Gastro-Immuno Research Laboratory (GIRL), Department of Medicine V, Aarhus University Hospital, and Institute of Molecular Biology, Aarhus University, Aarhus, Denmark.
PLoS One. 2011 Mar 31;6(3):e17890. doi: 10.1371/journal.pone.0017890.
Concominant with the widespread use of combined immunotherapy in the management of Crohn's disease (CD), the incidence of hepato-splenic gamma-delta (γδ)-T cell lymphoma has increased sharply in CD patients. Malignant transformation of lymphocytes is believed to be a multistep process resulting in the selection of malignant γδ-T cell clones. We hypothesised that repeated infusion of anti-TNF-α agents may induce clonal selection and that concurrent treatment with immunomodulators further predisposes patients to γδ-T cell expansion.
METHODOLOGY/PRINCIPAL FINDINGS: We investigated dynamic changes in the γδ-T cells of patient with CD following treatment with infliximab (Remicade®; n=20) or adalimumab (Humira®; n=26) using flow cytometry. In patients with a high γδ-T cell level, the γδ-T cells were assessed for clonality. Of these 46 CD patients, 35 had a γδ-T cells level (mean 1.6%) comparable to healthy individuals (mean 2.2%), and 11 CD patients (24%) exhibited an increased level of γδ-T cells (5-15%). In the 18 patients also receiving thiopurines or methotrexate, the average baseline γδ-T cell level was 4.4%. In three male CD patients with a high baseline value, the γδ-T cell population increased dramatically following infliximab therapy. A fourth male patient also on infliximab monotherapy presented with 20% γδ-T cells, which increased to 25% shortly after treatment and was 36% between infusions. Clonality studies revealed an oligoclonal γδ-T cell pattern with dominant γδ-T cell clones. In support of our clinical findings, in vitro experiments showed a dose-dependent proliferative effect of anti-TNF-α agents on γδ-T cells.

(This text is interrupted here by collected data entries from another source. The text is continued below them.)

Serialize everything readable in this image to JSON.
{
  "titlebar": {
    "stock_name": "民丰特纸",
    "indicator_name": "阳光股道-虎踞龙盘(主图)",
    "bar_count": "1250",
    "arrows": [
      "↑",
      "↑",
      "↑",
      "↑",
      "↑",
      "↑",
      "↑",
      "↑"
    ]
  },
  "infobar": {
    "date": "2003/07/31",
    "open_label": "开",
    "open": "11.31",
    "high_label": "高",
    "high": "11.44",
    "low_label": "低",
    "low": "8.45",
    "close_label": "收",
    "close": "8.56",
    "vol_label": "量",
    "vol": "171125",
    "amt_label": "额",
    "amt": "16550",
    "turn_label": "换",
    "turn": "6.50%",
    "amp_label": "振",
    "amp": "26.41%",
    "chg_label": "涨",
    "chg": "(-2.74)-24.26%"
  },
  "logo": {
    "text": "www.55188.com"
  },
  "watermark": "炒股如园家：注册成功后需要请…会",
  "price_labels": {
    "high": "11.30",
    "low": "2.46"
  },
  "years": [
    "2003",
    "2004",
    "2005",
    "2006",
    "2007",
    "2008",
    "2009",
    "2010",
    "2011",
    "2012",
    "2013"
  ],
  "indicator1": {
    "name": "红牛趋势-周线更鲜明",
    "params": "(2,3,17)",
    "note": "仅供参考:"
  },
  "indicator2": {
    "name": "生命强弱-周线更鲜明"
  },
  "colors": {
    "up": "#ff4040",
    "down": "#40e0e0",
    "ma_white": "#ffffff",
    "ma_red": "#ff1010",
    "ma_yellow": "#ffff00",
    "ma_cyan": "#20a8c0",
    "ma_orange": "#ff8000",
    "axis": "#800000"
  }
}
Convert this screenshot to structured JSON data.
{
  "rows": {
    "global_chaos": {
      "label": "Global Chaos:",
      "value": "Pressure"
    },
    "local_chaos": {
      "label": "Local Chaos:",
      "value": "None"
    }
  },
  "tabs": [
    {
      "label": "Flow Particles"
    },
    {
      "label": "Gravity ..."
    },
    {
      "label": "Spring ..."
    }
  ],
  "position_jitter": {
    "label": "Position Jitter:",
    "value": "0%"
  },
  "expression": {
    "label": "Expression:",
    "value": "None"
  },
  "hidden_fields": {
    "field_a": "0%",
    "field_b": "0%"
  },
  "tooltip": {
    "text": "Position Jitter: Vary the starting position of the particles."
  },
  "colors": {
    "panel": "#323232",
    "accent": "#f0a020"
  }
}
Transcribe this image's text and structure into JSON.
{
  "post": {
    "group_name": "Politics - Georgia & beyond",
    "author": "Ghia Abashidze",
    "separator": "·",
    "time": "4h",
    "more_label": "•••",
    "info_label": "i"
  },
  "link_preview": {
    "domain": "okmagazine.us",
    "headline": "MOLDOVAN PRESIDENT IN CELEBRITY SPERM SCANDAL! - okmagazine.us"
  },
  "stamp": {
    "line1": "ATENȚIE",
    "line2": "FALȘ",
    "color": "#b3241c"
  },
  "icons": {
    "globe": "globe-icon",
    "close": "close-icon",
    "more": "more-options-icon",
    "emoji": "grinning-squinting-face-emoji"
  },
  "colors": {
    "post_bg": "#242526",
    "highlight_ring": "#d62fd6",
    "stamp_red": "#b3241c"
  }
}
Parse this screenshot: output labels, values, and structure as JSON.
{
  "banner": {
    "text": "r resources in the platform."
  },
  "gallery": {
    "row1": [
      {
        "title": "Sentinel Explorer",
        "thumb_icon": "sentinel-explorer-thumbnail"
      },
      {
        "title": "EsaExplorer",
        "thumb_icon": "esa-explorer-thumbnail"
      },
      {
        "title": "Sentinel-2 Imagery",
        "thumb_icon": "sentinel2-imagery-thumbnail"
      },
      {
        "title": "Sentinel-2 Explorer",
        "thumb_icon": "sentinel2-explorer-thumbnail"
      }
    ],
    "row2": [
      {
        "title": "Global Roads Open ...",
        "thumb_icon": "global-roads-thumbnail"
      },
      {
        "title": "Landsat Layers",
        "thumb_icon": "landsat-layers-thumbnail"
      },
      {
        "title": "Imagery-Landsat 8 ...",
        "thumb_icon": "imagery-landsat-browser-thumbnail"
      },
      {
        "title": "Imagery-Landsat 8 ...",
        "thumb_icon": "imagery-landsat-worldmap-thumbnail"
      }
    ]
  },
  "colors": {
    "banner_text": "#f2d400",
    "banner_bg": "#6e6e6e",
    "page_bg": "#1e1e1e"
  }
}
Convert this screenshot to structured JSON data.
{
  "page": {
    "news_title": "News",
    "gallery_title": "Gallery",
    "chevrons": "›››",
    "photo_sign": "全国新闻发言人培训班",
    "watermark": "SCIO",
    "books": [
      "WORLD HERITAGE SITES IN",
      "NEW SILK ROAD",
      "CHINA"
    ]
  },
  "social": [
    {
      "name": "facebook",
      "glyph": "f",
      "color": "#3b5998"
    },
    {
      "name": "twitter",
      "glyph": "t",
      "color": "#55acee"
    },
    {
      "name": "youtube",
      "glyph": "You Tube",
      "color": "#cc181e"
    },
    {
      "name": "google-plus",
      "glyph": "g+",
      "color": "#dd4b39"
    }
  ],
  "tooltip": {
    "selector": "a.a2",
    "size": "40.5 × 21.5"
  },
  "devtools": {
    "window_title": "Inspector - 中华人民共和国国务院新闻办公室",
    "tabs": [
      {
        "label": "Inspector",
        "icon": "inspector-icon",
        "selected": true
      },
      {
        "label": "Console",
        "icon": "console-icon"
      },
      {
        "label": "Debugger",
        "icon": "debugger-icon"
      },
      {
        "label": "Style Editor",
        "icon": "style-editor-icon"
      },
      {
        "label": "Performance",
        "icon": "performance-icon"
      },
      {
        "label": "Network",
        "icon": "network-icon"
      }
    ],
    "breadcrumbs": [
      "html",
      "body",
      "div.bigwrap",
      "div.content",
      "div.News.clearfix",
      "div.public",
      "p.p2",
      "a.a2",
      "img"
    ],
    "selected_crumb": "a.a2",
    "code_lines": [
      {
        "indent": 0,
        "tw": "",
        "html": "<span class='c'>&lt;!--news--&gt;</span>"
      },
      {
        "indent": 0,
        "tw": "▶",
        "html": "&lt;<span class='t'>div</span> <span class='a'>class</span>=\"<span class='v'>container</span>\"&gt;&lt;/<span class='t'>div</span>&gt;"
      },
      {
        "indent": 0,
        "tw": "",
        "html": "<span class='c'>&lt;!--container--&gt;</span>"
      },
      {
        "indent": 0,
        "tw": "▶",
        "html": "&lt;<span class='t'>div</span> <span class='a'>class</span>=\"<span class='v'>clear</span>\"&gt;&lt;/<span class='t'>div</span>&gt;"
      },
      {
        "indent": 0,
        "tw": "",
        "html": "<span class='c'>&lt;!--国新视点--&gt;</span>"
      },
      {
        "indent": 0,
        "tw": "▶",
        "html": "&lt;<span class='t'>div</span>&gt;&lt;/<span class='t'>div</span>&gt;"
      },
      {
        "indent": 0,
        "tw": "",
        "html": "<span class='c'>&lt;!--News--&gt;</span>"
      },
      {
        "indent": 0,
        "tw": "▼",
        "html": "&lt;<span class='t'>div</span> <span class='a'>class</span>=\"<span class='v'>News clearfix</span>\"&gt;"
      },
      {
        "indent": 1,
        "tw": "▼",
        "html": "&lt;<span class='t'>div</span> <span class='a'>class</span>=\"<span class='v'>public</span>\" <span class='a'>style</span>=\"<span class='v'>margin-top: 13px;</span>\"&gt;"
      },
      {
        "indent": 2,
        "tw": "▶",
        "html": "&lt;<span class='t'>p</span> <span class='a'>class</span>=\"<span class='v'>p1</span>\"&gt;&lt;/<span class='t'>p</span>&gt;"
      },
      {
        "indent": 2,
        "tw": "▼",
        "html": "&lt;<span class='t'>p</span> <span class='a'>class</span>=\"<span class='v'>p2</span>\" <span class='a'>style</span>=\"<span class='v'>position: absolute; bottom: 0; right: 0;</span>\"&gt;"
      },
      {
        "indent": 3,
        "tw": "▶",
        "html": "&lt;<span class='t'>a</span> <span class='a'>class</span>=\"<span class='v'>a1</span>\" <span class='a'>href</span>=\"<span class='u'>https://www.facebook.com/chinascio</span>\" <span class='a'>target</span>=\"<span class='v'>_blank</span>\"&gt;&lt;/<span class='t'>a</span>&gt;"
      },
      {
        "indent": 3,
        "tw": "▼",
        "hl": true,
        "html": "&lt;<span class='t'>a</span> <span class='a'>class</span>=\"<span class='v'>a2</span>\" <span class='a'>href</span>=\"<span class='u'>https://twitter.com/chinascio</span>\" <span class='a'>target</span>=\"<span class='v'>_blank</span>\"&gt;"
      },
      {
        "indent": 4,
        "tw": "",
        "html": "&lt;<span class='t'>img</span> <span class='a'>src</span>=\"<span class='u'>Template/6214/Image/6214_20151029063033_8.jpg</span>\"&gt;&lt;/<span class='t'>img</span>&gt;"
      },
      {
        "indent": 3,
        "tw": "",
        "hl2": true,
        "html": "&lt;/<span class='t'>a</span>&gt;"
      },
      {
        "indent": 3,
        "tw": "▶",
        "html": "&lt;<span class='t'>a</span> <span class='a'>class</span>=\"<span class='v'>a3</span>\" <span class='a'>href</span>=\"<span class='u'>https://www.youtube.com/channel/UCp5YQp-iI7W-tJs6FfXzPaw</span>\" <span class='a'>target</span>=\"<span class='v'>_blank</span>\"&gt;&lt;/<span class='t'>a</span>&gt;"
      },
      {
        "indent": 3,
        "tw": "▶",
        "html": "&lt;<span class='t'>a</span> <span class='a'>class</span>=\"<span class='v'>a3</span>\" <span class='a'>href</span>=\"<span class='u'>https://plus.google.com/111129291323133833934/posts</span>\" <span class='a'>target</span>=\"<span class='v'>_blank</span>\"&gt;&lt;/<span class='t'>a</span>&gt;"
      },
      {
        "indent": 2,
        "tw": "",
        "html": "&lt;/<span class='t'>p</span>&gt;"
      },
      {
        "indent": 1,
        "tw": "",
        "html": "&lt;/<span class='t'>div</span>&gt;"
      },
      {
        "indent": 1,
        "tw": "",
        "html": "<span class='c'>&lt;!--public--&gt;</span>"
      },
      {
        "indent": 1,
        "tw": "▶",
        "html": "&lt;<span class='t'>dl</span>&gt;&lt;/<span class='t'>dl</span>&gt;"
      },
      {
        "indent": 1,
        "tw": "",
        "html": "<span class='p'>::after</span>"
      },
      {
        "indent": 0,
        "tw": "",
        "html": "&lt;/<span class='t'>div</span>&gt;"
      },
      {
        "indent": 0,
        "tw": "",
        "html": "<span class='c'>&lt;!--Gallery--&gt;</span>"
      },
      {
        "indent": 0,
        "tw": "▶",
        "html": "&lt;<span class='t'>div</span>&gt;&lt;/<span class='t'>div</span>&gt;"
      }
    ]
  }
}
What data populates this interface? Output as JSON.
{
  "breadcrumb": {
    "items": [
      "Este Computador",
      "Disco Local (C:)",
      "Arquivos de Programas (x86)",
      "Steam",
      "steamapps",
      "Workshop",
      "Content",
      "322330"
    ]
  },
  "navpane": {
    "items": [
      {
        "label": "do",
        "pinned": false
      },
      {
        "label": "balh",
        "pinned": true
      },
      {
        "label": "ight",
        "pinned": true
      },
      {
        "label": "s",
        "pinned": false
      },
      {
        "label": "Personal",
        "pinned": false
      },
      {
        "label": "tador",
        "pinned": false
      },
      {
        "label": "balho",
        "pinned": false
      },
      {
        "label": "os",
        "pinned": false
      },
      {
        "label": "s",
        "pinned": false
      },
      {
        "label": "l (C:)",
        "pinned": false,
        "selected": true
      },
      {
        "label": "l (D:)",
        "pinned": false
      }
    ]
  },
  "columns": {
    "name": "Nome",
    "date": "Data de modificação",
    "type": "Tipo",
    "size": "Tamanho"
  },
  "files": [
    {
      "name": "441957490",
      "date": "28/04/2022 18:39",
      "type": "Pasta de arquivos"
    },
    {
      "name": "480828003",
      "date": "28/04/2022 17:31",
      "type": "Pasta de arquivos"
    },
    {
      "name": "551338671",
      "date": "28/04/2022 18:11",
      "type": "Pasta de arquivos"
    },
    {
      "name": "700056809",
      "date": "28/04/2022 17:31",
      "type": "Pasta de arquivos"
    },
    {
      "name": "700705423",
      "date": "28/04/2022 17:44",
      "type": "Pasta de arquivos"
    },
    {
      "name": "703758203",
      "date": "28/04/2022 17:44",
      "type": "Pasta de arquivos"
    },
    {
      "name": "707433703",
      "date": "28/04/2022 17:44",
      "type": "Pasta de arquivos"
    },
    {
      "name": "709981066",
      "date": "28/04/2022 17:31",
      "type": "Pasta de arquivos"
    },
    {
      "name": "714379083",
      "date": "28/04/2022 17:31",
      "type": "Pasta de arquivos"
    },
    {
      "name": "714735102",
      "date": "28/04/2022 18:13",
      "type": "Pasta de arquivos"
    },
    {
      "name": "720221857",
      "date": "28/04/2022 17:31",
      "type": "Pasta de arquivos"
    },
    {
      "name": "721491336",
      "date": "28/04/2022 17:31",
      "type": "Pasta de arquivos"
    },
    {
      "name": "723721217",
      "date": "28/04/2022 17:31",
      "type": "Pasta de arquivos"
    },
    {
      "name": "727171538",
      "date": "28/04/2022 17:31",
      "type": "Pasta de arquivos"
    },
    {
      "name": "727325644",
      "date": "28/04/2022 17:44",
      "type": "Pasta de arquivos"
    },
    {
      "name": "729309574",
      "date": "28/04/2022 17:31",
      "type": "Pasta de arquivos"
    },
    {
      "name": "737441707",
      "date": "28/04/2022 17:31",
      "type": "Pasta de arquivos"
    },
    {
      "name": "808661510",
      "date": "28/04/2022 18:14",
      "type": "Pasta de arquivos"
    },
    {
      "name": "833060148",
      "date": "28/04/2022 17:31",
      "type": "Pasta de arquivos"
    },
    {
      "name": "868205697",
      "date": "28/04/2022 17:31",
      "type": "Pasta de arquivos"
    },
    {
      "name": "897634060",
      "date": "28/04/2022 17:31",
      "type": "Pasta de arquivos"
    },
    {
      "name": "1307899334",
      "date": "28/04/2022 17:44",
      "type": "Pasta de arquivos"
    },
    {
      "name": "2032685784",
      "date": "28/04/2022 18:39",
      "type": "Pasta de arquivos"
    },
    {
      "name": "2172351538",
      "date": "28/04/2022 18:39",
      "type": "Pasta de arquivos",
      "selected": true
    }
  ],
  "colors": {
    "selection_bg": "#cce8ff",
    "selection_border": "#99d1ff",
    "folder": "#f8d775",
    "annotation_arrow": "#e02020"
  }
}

CONCLUSION/SIGNIFICANCE: CD patients treated with immunomodulators had constitutively high levels of γδ-T cells. Infliximab exacerbated clonal γδ-T cell expansion in vivo and induced γδ-T cell proliferation in vitro. Overall, young, male CD patients with high baseline γδ-T cell levels may be at an increased risk of developing malignant γδ-T cell lymphomas following treatment with anti-TNF-α agents.
随着联合免疫疗法在克罗恩病(CD)治疗中的广泛应用,CD 患者的肝脾γδ-T 细胞淋巴瘤的发病率急剧上升。淋巴细胞的恶性转化被认为是一个多步骤的过程,导致恶性γδ-T 细胞克隆的选择。我们假设重复输注抗 TNF-α 药物可能会诱导克隆选择,而同时使用免疫调节剂会进一步使患者更容易发生γδ-T 细胞扩增。
方法/主要发现:我们使用流式细胞术研究了接受英夫利昔单抗(Remicade®;n=20)或阿达木单抗(Humira®;n=26)治疗的 CD 患者的γδ-T 细胞的动态变化。在γδ-T 细胞水平较高的患者中,评估了γδ-T 细胞的克隆性。在这 46 名 CD 患者中,有 35 名患者的γδ-T 细胞水平(平均 1.6%)与健康个体(平均 2.2%)相当,有 11 名 CD 患者(24%)的γδ-T 细胞水平升高(5-15%)。在 18 名同时接受硫唑嘌呤或甲氨蝶呤治疗的患者中,平均基线γδ-T 细胞水平为 4.4%。在 3 名基线值较高的男性 CD 患者中,英夫利昔单抗治疗后γδ-T 细胞群显著增加。第 4 名接受英夫利昔单抗单药治疗的男性患者也出现了 20%的γδ-T 细胞,治疗后不久增加到 25%,两次输注之间为 36%。克隆性研究显示出寡克隆γδ-T 细胞模式,存在主导性的γδ-T 细胞克隆。支持我们的临床发现,体外实验显示抗 TNF-α 药物对γδ-T 细胞具有剂量依赖性的增殖作用。
结论/意义:接受免疫调节剂治疗的 CD 患者的γδ-T 细胞水平持续升高。英夫利昔单抗在体内加剧了克隆性γδ-T 细胞的扩增,并在体外诱导了γδ-T 细胞的增殖。总体而言,基线γδ-T 细胞水平较高的年轻男性 CD 患者在接受抗 TNF-α 药物治疗后,发生恶性γδ-T 细胞淋巴瘤的风险可能会增加。